Nous ne vieillirons pas ensemble de Maurice Pialat : de l’inconvénient d’être né

nous ne vieillrons pas

Un film autobiographique, c’est ainsi que décrivent Nous ne vieillirons pas ensemble (1972) ceux qui en furent, au premier chef Maurice Pialat, qui adapte ici son propre roman. La formule rend certes compte du caractère autobiographique de ce récit relatant une rupture entre un cinéaste et une jeune femme se rêvant modèle, après une relation tumultueuse. Mais elle ne suffit pas à définir la nature de ce film si difficile à regarder, et en même temps, si bien joué et mis en scène. Habituellement, les récits autobiographiques, au nom des aménagements que la fiction autorise, mettent en perspective un parcours, justifient certains choix, affirment à haute voix : « j’existe ! » Pensons à certains films de Truffaut. Il n’en est rien ici et le film fait plutôt voir « l’inconvénient d’être né ». Cette dernière formule, Cioran l’avait revendiquée pour lui. Pialat possède un égal sens de la formule qui transparaît dans le titre : « Nous ne vieillirons pas ensemble », qu’il faudrait déclamer avec ce ton sarcastique et désagréable qu’emploie, à chacune ou presque de ses phrases, Jean (Jean Yanne) dans le film.

Jean, marié avec Françoise (Macha Méril) qui supporte toutes ses frasques (autre temps, autres moeurs), entretient une relation qui dure depuis six ans avec sa maîtresse Catherine (Marlène Jobert), qu’il emmène sur ses tournages. Il la traite avec brutalité, mépris, l’agonisant d’insultes, la violentant, la congédiant sans raison. Elle accepte tout, comme agirait une chienne au regard éperdu, incompréhensiblement silencieuse quand il faudrait répondre, douloureusement fidèle quand il faudrait partir. Et puis, un jour, elle lui signifie qu’elle l’aime moins ; un autre, qu’elle ne veut plus le voir. Et cela, Jean ne peut le supporter. Ce film se voudrait à la fois acte d’accusation et acte de contrition, l’un n’allant pas sans l’autre. Jean se sait inexcusable, il sait ses fautes ineffaçables (même la mer sur le rivage du midi ne pourrait les effacer), et pourtant il jure ses grands dieux à Catherine qu’il va changer, qu’il va divorcer et, cette fois, c’est sûr, l’épouser.

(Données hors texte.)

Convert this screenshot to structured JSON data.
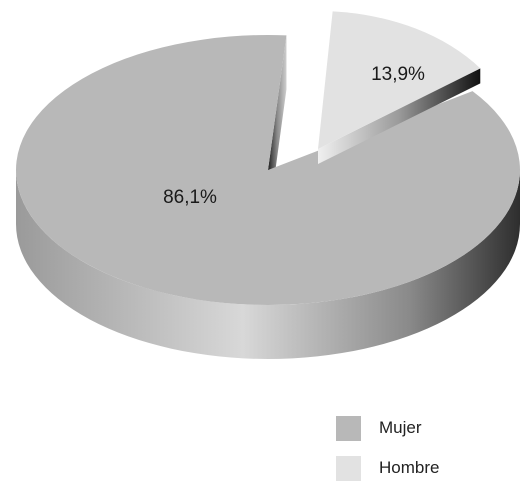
{
  "chart_data": {
    "type": "pie",
    "style": "3d-exploded",
    "title": "",
    "slices": [
      {
        "label": "Mujer",
        "value": 86.1,
        "display": "86,1%",
        "color": "#b8b8b8"
      },
      {
        "label": "Hombre",
        "value": 13.9,
        "display": "13,9%",
        "color": "#e2e2e2"
      }
    ],
    "legend_position": "bottom-right"
  },
  "legend": [
    {
      "label": "Mujer",
      "color": "#b8b8b8"
    },
    {
      "label": "Hombre",
      "color": "#e2e2e2"
    }
  ]
}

Catherine a peur de lui, mais tient bon. Raconté de son point de vue, le film serait l’histoire de sa libération d’une emprise imposée par un homme odieux. Mais il est raconté du point de vue de l’homme, et relate d’abord une autodestruction, causée par un mal de vivre si puissant qu’il scarifie jusqu’aux êtres aimés par Jean ; car il ne fait guère de doute qu’il aimait à sa façon maladive cette femme qui hante dorénavant ses pensées. Ce mal de vivre se voit très bien dans la scène terrible de la voiture, au début, où Jean se lance sans raison dans une diatribe à l’encontre de Catherine. Cela dure plusieurs minutes, les premiers mots ne sont que des reproches tels qu’on pourrait parfois les entendre au sein d’un couple usé, et puis les choses finissent par déraper, Jean éructe, et ses mots tranchant comme des poignards écrasent Catherine de sa misanthropie, de sa haine des autres. A l’issue de cette scène, où Jean Yanne et Marlène Jobert impressionnent, lui dévoré de colère, elle engloutie par son hébétude, on réalise une chose : Jean maltraite Catherine parce qu’il hait le monde entier, parce qu’au fond il se hait lui-même. Sans doute, quand il menace plus tard de se suicider, il est sérieux, il aurait pu passer à l’acte pour enfin se débarrasser de lui-même, qui entâche le monde autant que les autres. Le récit est construit narrativement comme une succession d’éclats, de ruptures et de retrouvailles, tournant autour de cette relation obsessionnelle qui éclipse le reste, qui éclipse le monde autour d’eux, construction qui rend compte de l’instabilité psychologique de Jean, de ses sautes d’humeur imprévisibles qui sont comme des puits noirs le happant, sans que l’on n’ait jamais, pourtant, l’impression d’une redite, et alors même que tout le film ressasse un même instant fatidique, l’instant de la colère répétée de Jean, qui le marque du signe de Caïn. C’est dire la maîtrise dont fait preuve Pialat en tant que cinéaste, lui qui ne parvenait pas à se maîtriser en tant qu’homme.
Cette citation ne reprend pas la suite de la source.